28/06/2020
Pada tanggal 26 Juni 2020, Presiden Amerika Serikat mengeluarkan surat keputusan Presiden untuk memprioritaskan skill di atas gelar sarjana. Keputusan tersebut berdasarkan banyak nya rakyat Amerika yang mempunyai talenta tapi tidak berkemampuan untuk mengeluarkan biaya kuliah ataupun biaya hidup selama 4 tahun ber-kuliah.
Artinya seseorang tanpa gelar dapat di terima kerja dengan mudah nya asal mempunyai skill yang berhubungan dengan industri nya.

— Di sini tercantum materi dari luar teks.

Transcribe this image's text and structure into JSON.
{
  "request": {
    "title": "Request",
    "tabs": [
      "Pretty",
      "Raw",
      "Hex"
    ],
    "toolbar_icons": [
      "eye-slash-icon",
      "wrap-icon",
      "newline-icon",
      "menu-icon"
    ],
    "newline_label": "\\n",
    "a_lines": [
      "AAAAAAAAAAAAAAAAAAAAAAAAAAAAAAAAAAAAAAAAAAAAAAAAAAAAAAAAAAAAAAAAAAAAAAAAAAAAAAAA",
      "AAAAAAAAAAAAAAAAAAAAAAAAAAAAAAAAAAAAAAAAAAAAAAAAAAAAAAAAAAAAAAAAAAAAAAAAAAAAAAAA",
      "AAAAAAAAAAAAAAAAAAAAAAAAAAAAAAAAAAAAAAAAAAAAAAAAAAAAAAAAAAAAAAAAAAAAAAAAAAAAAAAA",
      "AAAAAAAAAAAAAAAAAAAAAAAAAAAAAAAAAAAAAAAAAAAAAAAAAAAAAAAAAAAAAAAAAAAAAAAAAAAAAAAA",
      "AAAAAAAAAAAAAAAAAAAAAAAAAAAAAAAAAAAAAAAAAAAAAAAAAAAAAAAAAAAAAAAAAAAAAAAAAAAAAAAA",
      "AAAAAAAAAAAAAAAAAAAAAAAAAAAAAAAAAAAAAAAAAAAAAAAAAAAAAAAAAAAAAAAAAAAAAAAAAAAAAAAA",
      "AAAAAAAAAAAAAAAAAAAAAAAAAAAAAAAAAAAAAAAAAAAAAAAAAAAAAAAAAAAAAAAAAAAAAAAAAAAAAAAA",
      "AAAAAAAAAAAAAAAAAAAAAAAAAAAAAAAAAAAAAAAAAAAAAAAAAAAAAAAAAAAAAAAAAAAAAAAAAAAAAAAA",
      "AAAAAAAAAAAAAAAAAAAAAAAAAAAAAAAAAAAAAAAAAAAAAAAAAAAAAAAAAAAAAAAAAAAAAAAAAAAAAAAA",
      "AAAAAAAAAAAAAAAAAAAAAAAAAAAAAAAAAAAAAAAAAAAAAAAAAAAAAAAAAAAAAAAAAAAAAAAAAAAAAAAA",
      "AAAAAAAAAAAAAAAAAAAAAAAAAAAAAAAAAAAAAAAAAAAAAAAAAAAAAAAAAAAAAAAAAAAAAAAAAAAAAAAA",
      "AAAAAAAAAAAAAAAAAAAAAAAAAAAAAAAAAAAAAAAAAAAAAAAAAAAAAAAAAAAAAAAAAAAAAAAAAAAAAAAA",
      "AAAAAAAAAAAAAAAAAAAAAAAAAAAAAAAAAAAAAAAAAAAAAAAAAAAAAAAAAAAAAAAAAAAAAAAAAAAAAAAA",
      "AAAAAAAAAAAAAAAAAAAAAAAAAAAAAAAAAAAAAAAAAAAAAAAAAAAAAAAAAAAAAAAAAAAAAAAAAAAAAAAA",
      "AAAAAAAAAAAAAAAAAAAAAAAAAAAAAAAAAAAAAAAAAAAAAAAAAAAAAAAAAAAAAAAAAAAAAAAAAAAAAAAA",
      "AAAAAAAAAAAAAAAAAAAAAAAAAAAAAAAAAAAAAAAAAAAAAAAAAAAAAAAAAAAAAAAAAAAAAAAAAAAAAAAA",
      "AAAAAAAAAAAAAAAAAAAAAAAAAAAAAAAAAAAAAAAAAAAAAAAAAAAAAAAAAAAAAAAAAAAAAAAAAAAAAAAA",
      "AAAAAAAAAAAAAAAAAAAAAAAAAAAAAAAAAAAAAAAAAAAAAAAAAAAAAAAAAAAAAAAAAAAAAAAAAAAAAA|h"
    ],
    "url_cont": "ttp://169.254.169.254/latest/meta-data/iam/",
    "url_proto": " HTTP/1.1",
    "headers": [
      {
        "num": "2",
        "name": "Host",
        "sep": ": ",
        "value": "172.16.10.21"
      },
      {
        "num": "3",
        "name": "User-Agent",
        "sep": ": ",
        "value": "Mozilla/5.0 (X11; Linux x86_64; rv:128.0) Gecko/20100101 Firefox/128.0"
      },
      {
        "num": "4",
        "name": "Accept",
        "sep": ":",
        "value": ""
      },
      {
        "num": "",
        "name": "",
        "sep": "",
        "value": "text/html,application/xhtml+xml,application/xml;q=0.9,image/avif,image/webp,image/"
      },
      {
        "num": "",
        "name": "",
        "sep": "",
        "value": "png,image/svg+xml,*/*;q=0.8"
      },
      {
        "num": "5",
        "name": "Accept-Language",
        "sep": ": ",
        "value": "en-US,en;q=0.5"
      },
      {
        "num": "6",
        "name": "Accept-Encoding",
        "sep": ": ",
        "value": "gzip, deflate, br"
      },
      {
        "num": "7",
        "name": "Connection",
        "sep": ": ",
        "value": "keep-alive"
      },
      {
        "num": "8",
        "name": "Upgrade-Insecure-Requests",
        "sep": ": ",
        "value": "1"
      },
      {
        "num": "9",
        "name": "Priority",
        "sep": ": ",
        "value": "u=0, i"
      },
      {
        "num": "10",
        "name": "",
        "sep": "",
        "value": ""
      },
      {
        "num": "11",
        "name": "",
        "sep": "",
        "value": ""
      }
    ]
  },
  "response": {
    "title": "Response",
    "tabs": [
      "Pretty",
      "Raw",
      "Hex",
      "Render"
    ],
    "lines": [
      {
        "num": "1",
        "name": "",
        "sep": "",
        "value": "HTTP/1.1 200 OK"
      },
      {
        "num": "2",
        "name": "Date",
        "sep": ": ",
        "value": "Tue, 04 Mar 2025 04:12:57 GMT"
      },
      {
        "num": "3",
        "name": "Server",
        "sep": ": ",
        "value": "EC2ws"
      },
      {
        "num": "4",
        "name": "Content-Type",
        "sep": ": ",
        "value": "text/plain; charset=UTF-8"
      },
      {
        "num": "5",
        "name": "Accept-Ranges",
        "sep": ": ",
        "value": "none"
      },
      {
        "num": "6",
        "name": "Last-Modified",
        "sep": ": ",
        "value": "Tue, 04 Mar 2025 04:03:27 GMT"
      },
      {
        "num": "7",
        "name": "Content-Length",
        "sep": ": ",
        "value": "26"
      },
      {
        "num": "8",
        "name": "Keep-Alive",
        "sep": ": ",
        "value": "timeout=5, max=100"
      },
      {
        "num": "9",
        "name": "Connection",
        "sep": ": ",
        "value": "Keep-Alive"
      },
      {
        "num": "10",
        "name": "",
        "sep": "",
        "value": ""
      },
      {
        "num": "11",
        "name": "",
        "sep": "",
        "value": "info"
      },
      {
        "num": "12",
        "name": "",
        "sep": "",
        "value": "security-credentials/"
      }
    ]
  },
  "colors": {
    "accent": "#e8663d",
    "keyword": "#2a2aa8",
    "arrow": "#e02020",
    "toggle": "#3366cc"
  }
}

ESDA sendiri mempunyai program jaminan kerja dimana gelar sama sekali tidak di butuhkan. Studio ESDA sendiri tidak pernah melihat atau menyeleksi karyawan dari gelar tapi dari skill ataupun portfolio yang di hasilkan. Program study jaminan kerja adalah 100% praktek kerja tanpa teori. Murid tidak harus belajar materi umum yang tidak ada hubungan nya dengan skill jurusan yang di ambil.
Sudah sangat jelas kedepan nya setiap individu harus mempunyai skill (keahlian) yang berhubungan dengan industri nya dan sudah waktu nya ada revolusi dalam dunia pendidikan pada waktu dekat untuk negara yang lebih bersaing di dunia global.

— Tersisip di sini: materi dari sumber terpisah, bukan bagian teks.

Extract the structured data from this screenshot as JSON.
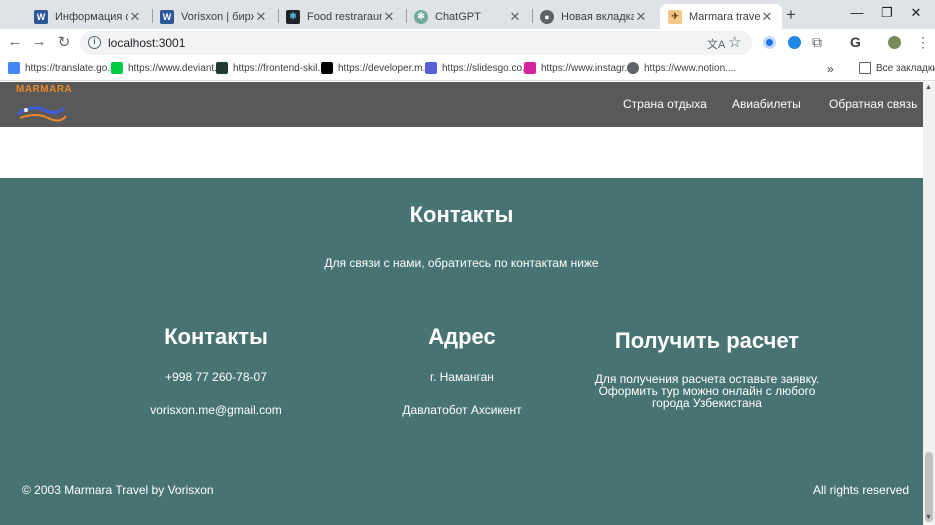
{
  "tabs": [
    {
      "title": "Информация о себе",
      "icon": "word-icon"
    },
    {
      "title": "Vorisxon | биржа фр",
      "icon": "word-icon"
    },
    {
      "title": "Food restraraunt",
      "icon": "react-icon"
    },
    {
      "title": "ChatGPT",
      "icon": "chatgpt-icon"
    },
    {
      "title": "Новая вкладка",
      "icon": "chrome-icon"
    },
    {
      "title": "Marmara travel",
      "icon": "marmara-icon"
    }
  ],
  "toolbar": {
    "url": "localhost:3001"
  },
  "bookmarks": [
    {
      "label": "https://translate.go..."
    },
    {
      "label": "https://www.deviant..."
    },
    {
      "label": "https://frontend-skil..."
    },
    {
      "label": "https://developer.m..."
    },
    {
      "label": "https://slidesgo.co..."
    },
    {
      "label": "https://www.instagr..."
    },
    {
      "label": "https://www.notion...."
    }
  ],
  "bookmarks_all": "Все закладки",
  "site": {
    "logo_text": "MARMARA",
    "nav": [
      "Страна отдыха",
      "Авиабилеты",
      "Обратная связь"
    ]
  },
  "contacts": {
    "title": "Контакты",
    "subtitle": "Для связи с нами, обратитесь по контактам ниже",
    "columns": [
      {
        "heading": "Контакты",
        "lines": [
          "+998 77 260-78-07",
          "vorisxon.me@gmail.com"
        ]
      },
      {
        "heading": "Адрес",
        "lines": [
          "г. Наманган",
          "Давлатобот Ахсикент"
        ]
      },
      {
        "heading": "Получить расчет",
        "lines": [
          "Для получения расчета оставьте заявку.",
          "Оформить тур можно онлайн с любого",
          "города Узбекистана"
        ]
      }
    ],
    "footer_left": "© 2003 Marmara Travel by Vorisxon",
    "footer_right": "All rights reserved"
  },
  "colors": {
    "section_bg": "#477473",
    "header_bg": "#595959",
    "logo_accent": "#e8892c"
  }
}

Mentri pendidikan Nadiem Makarim juga pernah berpidato (11 December 2019) tentang program kampus merdeka dimana mahasiswa harus mengambil atau belajar program skill based di diluar kampus selama dua semester. Pidato tersebut juga di dasari oleh alasan yang sama, yaitu bagaimana menciptakan lulusan siap kerja.

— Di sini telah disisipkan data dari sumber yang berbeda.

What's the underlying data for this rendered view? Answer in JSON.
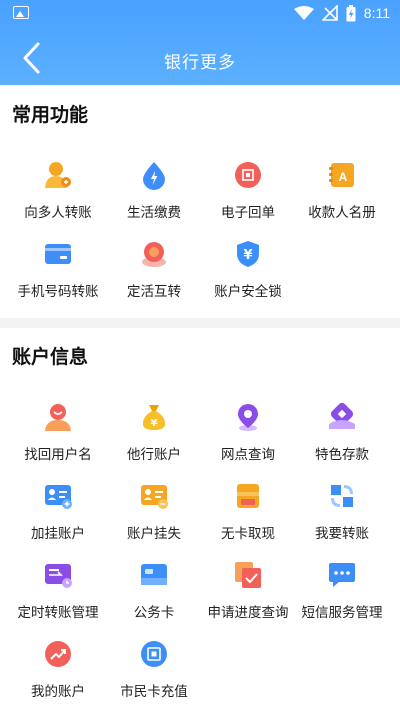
{
  "status_bar": {
    "time": "8:11"
  },
  "header": {
    "title": "银行更多"
  },
  "sections": [
    {
      "title": "常用功能",
      "items": [
        {
          "label": "向多人转账",
          "icon": "multi-transfer-icon"
        },
        {
          "label": "生活缴费",
          "icon": "utility-drop-icon"
        },
        {
          "label": "电子回单",
          "icon": "e-receipt-icon"
        },
        {
          "label": "收款人名册",
          "icon": "payee-book-icon"
        },
        {
          "label": "手机号码转账",
          "icon": "phone-transfer-card-icon"
        },
        {
          "label": "定活互转",
          "icon": "deposit-switch-icon"
        },
        {
          "label": "账户安全锁",
          "icon": "security-lock-shield-icon"
        }
      ]
    },
    {
      "title": "账户信息",
      "items": [
        {
          "label": "找回用户名",
          "icon": "user-recover-icon"
        },
        {
          "label": "他行账户",
          "icon": "money-bag-icon"
        },
        {
          "label": "网点查询",
          "icon": "location-pin-icon"
        },
        {
          "label": "特色存款",
          "icon": "special-deposit-icon"
        },
        {
          "label": "加挂账户",
          "icon": "add-account-card-icon"
        },
        {
          "label": "账户挂失",
          "icon": "report-loss-card-icon"
        },
        {
          "label": "无卡取现",
          "icon": "cardless-cash-icon"
        },
        {
          "label": "我要转账",
          "icon": "transfer-arrows-icon"
        },
        {
          "label": "定时转账管理",
          "icon": "scheduled-transfer-icon"
        },
        {
          "label": "公务卡",
          "icon": "business-card-icon"
        },
        {
          "label": "申请进度查询",
          "icon": "progress-check-icon"
        },
        {
          "label": "短信服务管理",
          "icon": "sms-bubble-icon"
        },
        {
          "label": "我的账户",
          "icon": "my-account-chart-icon"
        },
        {
          "label": "市民卡充值",
          "icon": "citizen-card-topup-icon"
        }
      ]
    }
  ]
}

ESDA mempunyai visi misi yang sama dengan Presiden Joko Widodo (pidato presiden 26 Agustus 2019 tentang SDM) dan Mentri Pendidikan Nadiem Makarim yaitu menciptakan sebanyak mungkin SDM unggul berkualitas yang bisa meningkatkan daya saing negara Indonesia di dunia global yang menuju industri 4.0.
Sejak tahun 2017, ESDA juga sudah menerapkan sistem based online learning / LMS secara lokal yang juga searah dengan konsep Gubernur Anies Baswedan yang di bahas pada diskusi vox populi per 26 Juni 2020 mengenai keamanan belajar dalam era new normal.